Median Value over States

I’ve scoured google and forums to no avail on this one, but is there an elegant way to return the state of “most items”? For example, I can use a min_max sensor template to give me the median value of temperature sensors in my setup. But I can not use the same sensor template to give the median value of most of the lights in my setup. For example, I want a sensor that tells me if ‘most’ of my lights are on. Ie if 3 of 5 lights are on, the template is ‘on’, if 1 of 5 lights are on, the template is ‘off’. I can hack together something like this which works (just fine) but it is a menace to maintain. It is not elegant, and in my mind, the min_max sensor should (but does not) iterate over non-numeric states.

  - platform: template
    sensors:
        lights:
            friendly_name: "State of Most Lights"
            value_template: >
                {{ (
                (not is_state('light.desk_lamp','off')) | int + 
                (not is_state('light.lounge','off')) | int + 
                (not is_state('light.tv_light_strip','off')) | int + 
                (not is_state('light.mood_light','off')) | int + 
                (not is_state('light.bedside','off')) | int
                ) >= 3 }}

Thanks for any insight here.

How do you want to define the list of lights to consider? Do you want every light in your system, or do you want to manually type in the list of entities, etc.?

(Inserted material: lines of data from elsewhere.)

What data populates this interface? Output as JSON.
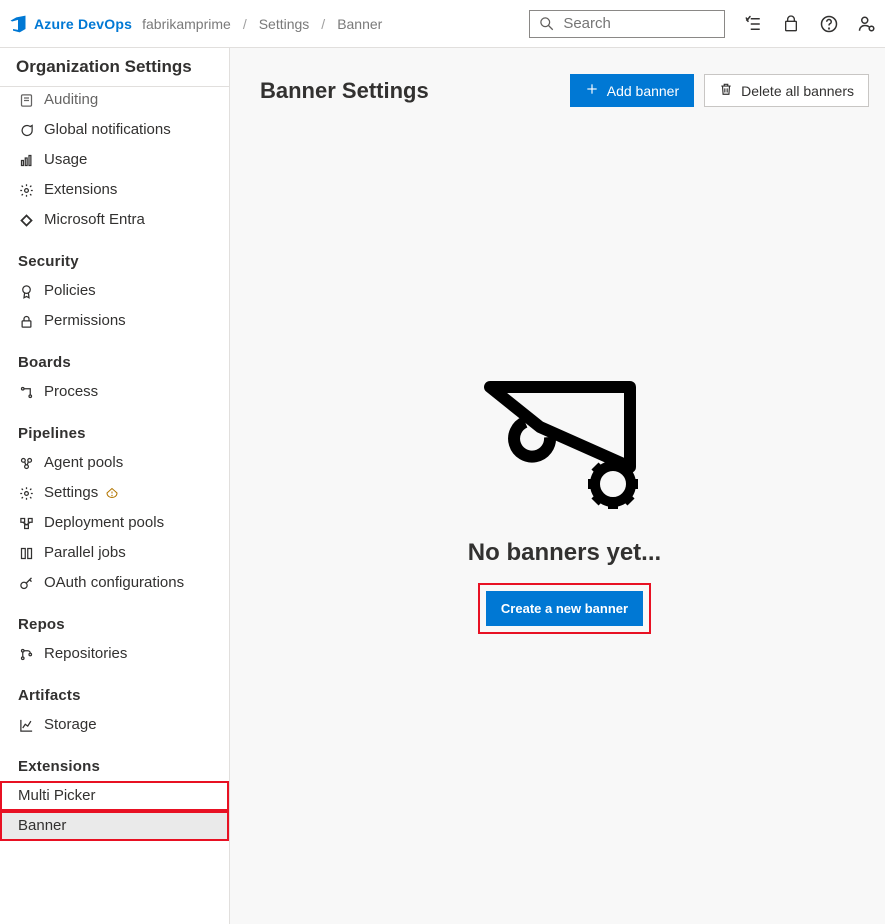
{
  "brand": "Azure DevOps",
  "breadcrumbs": {
    "org": "fabrikamprime",
    "section": "Settings",
    "page": "Banner"
  },
  "search": {
    "placeholder": "Search"
  },
  "sidebar": {
    "header": "Organization Settings",
    "items": {
      "auditing": "Auditing",
      "global_notifications": "Global notifications",
      "usage": "Usage",
      "extensions": "Extensions",
      "ms_entra": "Microsoft Entra"
    },
    "groups": {
      "security": {
        "title": "Security",
        "policies": "Policies",
        "permissions": "Permissions"
      },
      "boards": {
        "title": "Boards",
        "process": "Process"
      },
      "pipelines": {
        "title": "Pipelines",
        "agent_pools": "Agent pools",
        "settings": "Settings",
        "deployment_pools": "Deployment pools",
        "parallel_jobs": "Parallel jobs",
        "oauth": "OAuth configurations"
      },
      "repos": {
        "title": "Repos",
        "repositories": "Repositories"
      },
      "artifacts": {
        "title": "Artifacts",
        "storage": "Storage"
      },
      "ext": {
        "title": "Extensions",
        "multi_picker": "Multi Picker",
        "banner": "Banner"
      }
    }
  },
  "main": {
    "title": "Banner Settings",
    "add_banner": "Add banner",
    "delete_all": "Delete all banners",
    "empty_title": "No banners yet...",
    "create_button": "Create a new banner"
  }
}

Here’s a template you can play with in the template editor:

{% set light_entities = [
    'light.desk_lamp',
    'light.lounge',
    'light.tv_light_strip',
    'light.mood_light',
    'light.bedside'
    ] %}
{{ light_entities | select('is_state','on') | list | count / light_entities | count >= 0.5  }}

This is the best solution that I’ve come up with; I’m happy for now selecting all lights within the Light domain, however it would be ideal if the min_max sensor would simply iterate over a list of entities or specified domain based on an attribute.

sensor:
  - platform: template
    sensors:
        lights:
            friendly_name: "State of Most Lights"
            value_template: > 
                {{ not ((states.light | selectattr('state', 'eq', 'off') | list | count) / (states.light | list | count)) | round(0) | bool }} #Assume off if specified off, otherwise if undefined or on, assume on

# Replace value_template above to assume on if specified on, otherwise if undefined or off, assume off
# {{ ((states.light | selectattr('state', 'eq', 'on') | list | count) / (states.light | list | count)) | round(0) | bool }} 

Just be aware that any non-zero number converted to boolean will be true so your template just tells you if any light is on (since you negate it with not).

You could just replace the definition of light_entities in my code with

{% set light_entities = states.light | map(attribute='entity_id') | list %}

That way you don’t have to iterate through the light domain twice.

Have modified it - I’m in two minds here as to which is best; if it returns an undefined, I think I’d prefer it to assume it’s on rather than off (hence my original negated output). If the light state is explicitly off, then it counts as off; whereas if it’s on or unknown, it assumes it’s on.

As modified above, the code assume’s that if explicitly on, it counts as on, whereas ‘off’ or ‘unknown’ assumes it’s off.